The 74-gun French ship Droits de l'Homme, was returning from the failed expedition to Ireland, and in the ensuing action of 13 January 1797, Amazon, in company with Pellew's ship Indefatigable, encountered her off the coast of Brittany. Normally, frigates would not engage a ship of the line as they would be severely outgunned. However, there was a heavy sea and the French ship could not open her lower deck gunports for fear of flooding. This reduced her broadside considerably.

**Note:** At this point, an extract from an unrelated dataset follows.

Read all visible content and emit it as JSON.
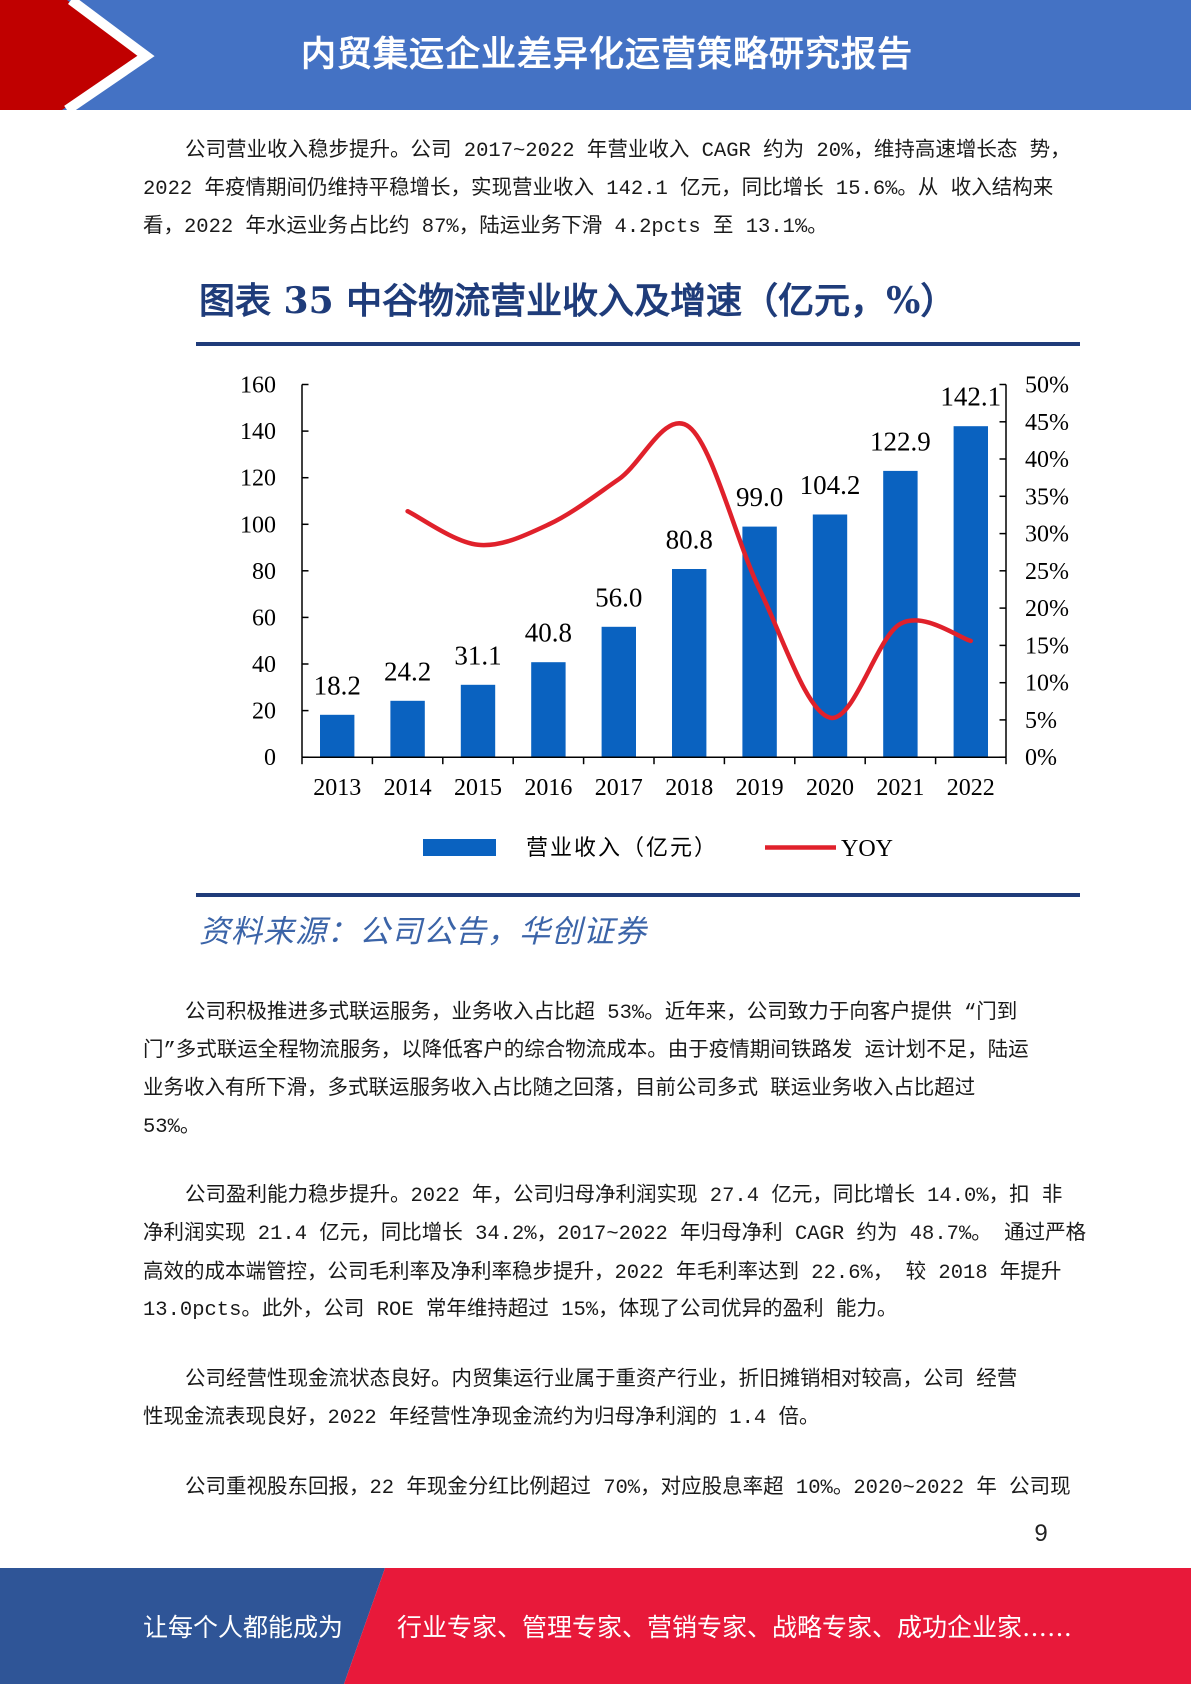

Pellew was 7 nmi ahead of Amazon when he first attacked the Droits de l'Homme. An hour-and-a-half later Amazon came up and poured a broadside into the Frenchman's quarter. The two frigates attacked her from either side yawing to rake her while avoiding much of her return fire. At 04:00 on 14 January, land was suddenly sighted ahead and the frigates broke off the attack and headed in opposite directions. Amazon, going north, and more severely damaged, was unable to wear and ran aground at Audierne Bay, Isle Bas. Three crew had been killed during the battle and six more drowned, but the rest were able to reach shore. There the French captured them. The heavy seas pounding her on the beach destroyed Amazon; the Droits de l'Homme, badly damaged in the battle, was also wrecked, with heavy casualties.

The court martial on 29 September 1797, routinely held by the Navy after the loss of any vessel, honourably acquitted Reynolds and his officers of negligence in the loss of the ship.